Tucano de longa data hoje filiado ao PSB, o ex-governador de São Paulo toca a música que o mercado gosta de ouvir.

Além de ser visto como patrocinador da participação de André Lara Resende e Pérsio Arida – economistas de elevado prestígio – na equipe de transição, Alckmin tem afirmado que uma nova âncora fiscal será proposta em 2023 e deve contemplar teto de gastos, evolução da dívida e resultado primário das contas públicas.

Também conspira a favor de maior otimismo para 2023, o fato de o Brasil ganhar protagonismo na arena internacional.

A participação de Lula na Conferência da ONU para o Clima, COP 27, no Egito, foi o pontapé inicial para uma nova atuação do país.

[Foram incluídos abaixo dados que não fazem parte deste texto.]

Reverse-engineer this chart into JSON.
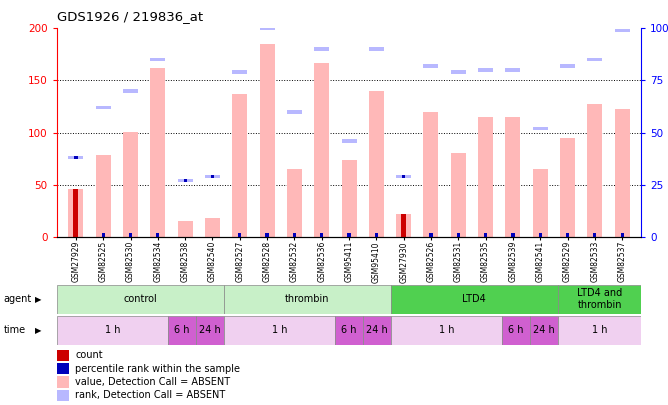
{
  "title": "GDS1926 / 219836_at",
  "samples": [
    "GSM27929",
    "GSM82525",
    "GSM82530",
    "GSM82534",
    "GSM82538",
    "GSM82540",
    "GSM82527",
    "GSM82528",
    "GSM82532",
    "GSM82536",
    "GSM95411",
    "GSM95410",
    "GSM27930",
    "GSM82526",
    "GSM82531",
    "GSM82535",
    "GSM82539",
    "GSM82541",
    "GSM82529",
    "GSM82533",
    "GSM82537"
  ],
  "pink_values": [
    46,
    79,
    101,
    162,
    15,
    18,
    137,
    185,
    65,
    167,
    74,
    140,
    22,
    120,
    80,
    115,
    115,
    65,
    95,
    127,
    123
  ],
  "blue_rank_pct": [
    38,
    62,
    70,
    85,
    27,
    29,
    79,
    100,
    60,
    90,
    46,
    90,
    29,
    82,
    79,
    80,
    80,
    52,
    82,
    85,
    99
  ],
  "red_count": [
    46,
    0,
    0,
    0,
    0,
    0,
    0,
    0,
    0,
    0,
    0,
    0,
    22,
    0,
    0,
    0,
    0,
    0,
    0,
    0,
    0
  ],
  "dark_blue_rank_pct": [
    38,
    0,
    0,
    0,
    27,
    29,
    0,
    0,
    0,
    0,
    0,
    0,
    29,
    0,
    0,
    0,
    0,
    0,
    0,
    0,
    0
  ],
  "ylim_left": [
    0,
    200
  ],
  "ylim_right": [
    0,
    100
  ],
  "yticks_left": [
    0,
    50,
    100,
    150,
    200
  ],
  "yticks_right": [
    0,
    25,
    50,
    75,
    100
  ],
  "agent_groups": [
    {
      "label": "control",
      "start": 0,
      "end": 6,
      "color": "#c8f0c8"
    },
    {
      "label": "thrombin",
      "start": 6,
      "end": 12,
      "color": "#c8f0c8"
    },
    {
      "label": "LTD4",
      "start": 12,
      "end": 18,
      "color": "#50d050"
    },
    {
      "label": "LTD4 and\nthrombin",
      "start": 18,
      "end": 21,
      "color": "#50d050"
    }
  ],
  "time_groups": [
    {
      "label": "1 h",
      "start": 0,
      "end": 4,
      "color": "#f0d0f0"
    },
    {
      "label": "6 h",
      "start": 4,
      "end": 5,
      "color": "#d060d0"
    },
    {
      "label": "24 h",
      "start": 5,
      "end": 6,
      "color": "#d060d0"
    },
    {
      "label": "1 h",
      "start": 6,
      "end": 10,
      "color": "#f0d0f0"
    },
    {
      "label": "6 h",
      "start": 10,
      "end": 11,
      "color": "#d060d0"
    },
    {
      "label": "24 h",
      "start": 11,
      "end": 12,
      "color": "#d060d0"
    },
    {
      "label": "1 h",
      "start": 12,
      "end": 16,
      "color": "#f0d0f0"
    },
    {
      "label": "6 h",
      "start": 16,
      "end": 17,
      "color": "#d060d0"
    },
    {
      "label": "24 h",
      "start": 17,
      "end": 18,
      "color": "#d060d0"
    },
    {
      "label": "1 h",
      "start": 18,
      "end": 21,
      "color": "#f0d0f0"
    }
  ],
  "pink_color": "#ffb8b8",
  "blue_rank_color": "#b8b8ff",
  "red_color": "#cc0000",
  "dark_blue_color": "#0000bb",
  "legend_items": [
    {
      "color": "#cc0000",
      "label": "count"
    },
    {
      "color": "#0000bb",
      "label": "percentile rank within the sample"
    },
    {
      "color": "#ffb8b8",
      "label": "value, Detection Call = ABSENT"
    },
    {
      "color": "#b8b8ff",
      "label": "rank, Detection Call = ABSENT"
    }
  ]
}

E, na última semana, o BC e suas políticas foram reverenciados.

O ex-presidente do BC, Ilan Goldfajn, foi eleito para o comando do Banco Interamericano de Desenvolvimento (BID) e será o primeiro brasileiro a assumir o posto.

O atual presidente da instituição, Roberto Campos Neto, foi escolhido por seus pares para liderar o Conselho Consultivo do Banco de Compensações Internacionais para as Américas – o BIS, na sigla em inglês, conhecido como o BC dos bancos centrais.

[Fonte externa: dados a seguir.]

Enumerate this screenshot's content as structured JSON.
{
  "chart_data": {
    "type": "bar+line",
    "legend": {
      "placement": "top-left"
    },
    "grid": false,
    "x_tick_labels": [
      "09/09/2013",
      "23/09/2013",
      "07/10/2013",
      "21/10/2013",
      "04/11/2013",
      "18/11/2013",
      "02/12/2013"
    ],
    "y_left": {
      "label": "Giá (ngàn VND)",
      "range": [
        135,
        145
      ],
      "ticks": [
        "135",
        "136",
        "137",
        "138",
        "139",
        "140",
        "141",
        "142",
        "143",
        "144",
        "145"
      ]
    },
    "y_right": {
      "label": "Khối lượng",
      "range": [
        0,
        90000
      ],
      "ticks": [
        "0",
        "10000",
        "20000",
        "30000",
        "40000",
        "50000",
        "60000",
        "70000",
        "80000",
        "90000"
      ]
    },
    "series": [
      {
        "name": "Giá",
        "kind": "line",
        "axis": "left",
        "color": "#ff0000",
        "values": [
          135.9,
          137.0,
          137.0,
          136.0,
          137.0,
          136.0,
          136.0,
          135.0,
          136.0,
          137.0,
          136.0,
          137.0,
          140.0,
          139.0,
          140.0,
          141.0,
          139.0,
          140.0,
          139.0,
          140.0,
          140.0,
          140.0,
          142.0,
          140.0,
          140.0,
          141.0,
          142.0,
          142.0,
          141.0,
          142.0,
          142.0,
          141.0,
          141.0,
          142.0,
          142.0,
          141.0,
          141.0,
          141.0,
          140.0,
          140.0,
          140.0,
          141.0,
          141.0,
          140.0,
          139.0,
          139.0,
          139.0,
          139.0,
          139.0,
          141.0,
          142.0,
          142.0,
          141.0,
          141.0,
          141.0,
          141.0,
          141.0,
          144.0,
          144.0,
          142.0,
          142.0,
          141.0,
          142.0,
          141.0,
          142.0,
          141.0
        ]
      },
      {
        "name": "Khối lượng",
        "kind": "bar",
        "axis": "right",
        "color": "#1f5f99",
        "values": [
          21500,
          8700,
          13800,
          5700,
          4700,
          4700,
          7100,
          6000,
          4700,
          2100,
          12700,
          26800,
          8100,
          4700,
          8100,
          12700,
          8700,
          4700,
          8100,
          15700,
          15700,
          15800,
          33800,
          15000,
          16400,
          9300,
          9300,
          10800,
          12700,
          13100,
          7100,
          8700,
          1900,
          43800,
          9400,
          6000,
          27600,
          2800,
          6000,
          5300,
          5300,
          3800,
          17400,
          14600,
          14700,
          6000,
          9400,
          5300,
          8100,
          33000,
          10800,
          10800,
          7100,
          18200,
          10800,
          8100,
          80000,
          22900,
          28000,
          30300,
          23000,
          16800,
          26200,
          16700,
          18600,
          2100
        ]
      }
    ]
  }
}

A possibilidade de Lula apresentar a composição do futuro gabinete mais adiante já não provoca reações negativas entre os agentes econômicos que dão sinais de maior compreensão da necessidade de Lula e do PT terem jogo de cintura para garantir uma bem-sucedida transição, revela pesquisa da Warren Renascença DTVM.

A instituição realizou a sondagem entre os dias 17 e 21 de novembro com um grupo de 87 profissionais do mercado financeiro composto por 45 trades e gestores, 28 estrategistas e economistas e 14 analistas com outras funções em assets, bancos e fundações.

Para 46% dos entrevistados, o próximo titular da Pasta é o ex-prefeito de São Paulo Fernando Haddad. Na segunda posição, para 17,2% das respostas, o futuro ministro será o senador Wellington Dias (PT-PI). Na terceira posição, apontado por 13,8% dos entrevistados, está o deputado Alexandre Padilha (PT-SP).

Para o comando do Ministério do Planejamento, que deve ser ressuscitado com o desmonte do atual Ministério da Economia, o líder na preferência dos profissionais pesquisados pela Warren é Wellington Dias, com 26,4%, seguido por André Lara Resende, com 21,8%, e Pérsio Arida, com 17,2%.

A pesquisa Warren Renascença aponta ainda que, para 31% da amostra, a licença para despesas acima do teto de gastos, pleiteada pelo governo eleito, deve variar de R$ 150 bilhões a R$ 175 bilhões. Para apenas 8,2%, o “waiver” poderá variar de R$ 175 bilhões a R$ 200 bilhões.

Quanto à duração do “waiver”, que o governo eleito gostaria que fosse permanente, para 52,9% dos entrevistados o prazo admissível é 1 ano. Para 24,1%, a licença para gastar pode durar 2 anos. E, para 20,7%, o prazo pode chegar a 4 anos.